Proper installation of a wi-fi router

Some of these methods are difficult to implement in practice. If the mirror can still be outweighed, then the reinforced concrete wall cannot be put anywhere. Finding a suitable location for an access point is easy, but it is not certain that there will be an outlet. In addition, these tools are not very effective, but not too expensive and solve some problems. In any case, the method must be selected according to the goal. Next, consider setting up a network when organizing video surveillance.

Configuring Signal Distribution for Video Surveillance

If we talk about the device of an outdoor wi-fi camera, then the signal propagation in the coverage area of ​​the wi-fi router will have two problems: the coverage area and a large amount of interference. Therefore, the best options would be to use a strong antenna and optimize the location of both the router and the cameras.
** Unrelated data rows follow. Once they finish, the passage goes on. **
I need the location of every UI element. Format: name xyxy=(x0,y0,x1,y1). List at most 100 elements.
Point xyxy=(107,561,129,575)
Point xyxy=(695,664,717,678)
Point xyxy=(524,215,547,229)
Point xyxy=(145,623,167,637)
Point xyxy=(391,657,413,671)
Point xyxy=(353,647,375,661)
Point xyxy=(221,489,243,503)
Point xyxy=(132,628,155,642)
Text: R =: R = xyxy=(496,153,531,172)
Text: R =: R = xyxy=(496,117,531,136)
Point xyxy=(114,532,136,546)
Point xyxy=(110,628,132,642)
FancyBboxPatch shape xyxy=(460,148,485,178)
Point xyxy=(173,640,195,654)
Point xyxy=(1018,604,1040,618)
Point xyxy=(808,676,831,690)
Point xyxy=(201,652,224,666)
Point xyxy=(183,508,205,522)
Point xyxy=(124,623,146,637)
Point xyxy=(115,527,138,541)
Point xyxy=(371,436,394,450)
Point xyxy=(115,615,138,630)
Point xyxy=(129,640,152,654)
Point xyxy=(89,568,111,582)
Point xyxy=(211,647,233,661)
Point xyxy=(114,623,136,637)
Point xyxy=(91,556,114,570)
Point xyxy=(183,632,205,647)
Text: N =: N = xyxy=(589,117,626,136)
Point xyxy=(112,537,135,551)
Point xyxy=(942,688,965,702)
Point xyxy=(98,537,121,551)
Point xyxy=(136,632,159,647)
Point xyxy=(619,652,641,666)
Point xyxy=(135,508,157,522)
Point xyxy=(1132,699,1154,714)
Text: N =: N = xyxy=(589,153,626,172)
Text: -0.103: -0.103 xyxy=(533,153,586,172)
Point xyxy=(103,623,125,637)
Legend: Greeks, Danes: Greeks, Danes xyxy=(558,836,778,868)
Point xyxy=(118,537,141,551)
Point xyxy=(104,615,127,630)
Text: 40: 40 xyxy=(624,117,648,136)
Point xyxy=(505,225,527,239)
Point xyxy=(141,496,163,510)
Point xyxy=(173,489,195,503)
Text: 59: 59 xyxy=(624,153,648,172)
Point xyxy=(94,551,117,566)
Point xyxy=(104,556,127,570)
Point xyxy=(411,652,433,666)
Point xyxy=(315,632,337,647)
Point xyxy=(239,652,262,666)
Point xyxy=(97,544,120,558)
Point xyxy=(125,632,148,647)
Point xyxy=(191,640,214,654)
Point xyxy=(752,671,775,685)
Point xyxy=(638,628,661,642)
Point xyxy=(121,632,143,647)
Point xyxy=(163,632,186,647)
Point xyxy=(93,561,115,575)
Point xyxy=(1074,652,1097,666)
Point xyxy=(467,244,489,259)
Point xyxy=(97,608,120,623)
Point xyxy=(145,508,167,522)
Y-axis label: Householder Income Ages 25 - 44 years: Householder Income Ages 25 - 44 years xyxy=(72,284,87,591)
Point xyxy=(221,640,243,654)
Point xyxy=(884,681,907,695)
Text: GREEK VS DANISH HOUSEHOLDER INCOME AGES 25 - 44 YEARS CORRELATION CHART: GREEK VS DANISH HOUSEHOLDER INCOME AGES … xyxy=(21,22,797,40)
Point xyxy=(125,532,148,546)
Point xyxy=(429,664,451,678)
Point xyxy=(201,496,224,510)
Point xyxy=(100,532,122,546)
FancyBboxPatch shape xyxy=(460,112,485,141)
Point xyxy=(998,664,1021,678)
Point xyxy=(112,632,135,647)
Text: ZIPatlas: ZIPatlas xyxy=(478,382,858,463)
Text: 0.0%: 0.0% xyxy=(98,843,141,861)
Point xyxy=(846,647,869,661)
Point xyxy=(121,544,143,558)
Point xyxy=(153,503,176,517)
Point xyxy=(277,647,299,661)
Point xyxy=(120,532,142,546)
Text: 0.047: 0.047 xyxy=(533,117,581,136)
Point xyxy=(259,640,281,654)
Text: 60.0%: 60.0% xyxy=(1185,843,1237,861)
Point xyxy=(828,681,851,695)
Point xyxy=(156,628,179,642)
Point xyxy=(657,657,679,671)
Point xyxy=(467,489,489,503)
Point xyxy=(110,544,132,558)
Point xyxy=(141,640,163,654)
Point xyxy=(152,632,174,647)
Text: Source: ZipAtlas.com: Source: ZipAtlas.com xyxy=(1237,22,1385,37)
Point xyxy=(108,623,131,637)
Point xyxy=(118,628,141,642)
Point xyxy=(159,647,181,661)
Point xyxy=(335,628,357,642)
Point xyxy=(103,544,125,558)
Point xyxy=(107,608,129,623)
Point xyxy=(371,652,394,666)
The range of a wi-fi camera also depends on atmospheric phenomena, so an external antenna or the location of a repeater on the street is an effective option. This will help not only to strengthen the radio signal, but also to avoid additional interference: walls, partitions and other obstacles in the building.

Setting up a Wi-Fi signal for video surveillance

You can provide the required coverage with a powerful router. But the disadvantages of its use have already been written above. Although there is also an outdoor version that will make signal distribution efficient, in the case of video surveillance, the quality of information transmitted to the router is extremely important.

Of all the methods described above, it will hardly be enough to limit oneself to one. To increase the range of a Wi-Fi camera, and even more so several, you will need to combine two or more methods. In the case of shooting, it is important not only to ensure communication between the camera and the video receiver, but also to establish a stable connection.

The wi-fi range depends on the technical characteristics of the access point and its settings. The peculiarity of the spread of a wireless network is that it depends on external factors. In domestic conditions, the budget option provides little coverage. For comfortable use in large areas and over long distances, you will have to resort to all sorts of tricks. The latter, fortunately, are not so few.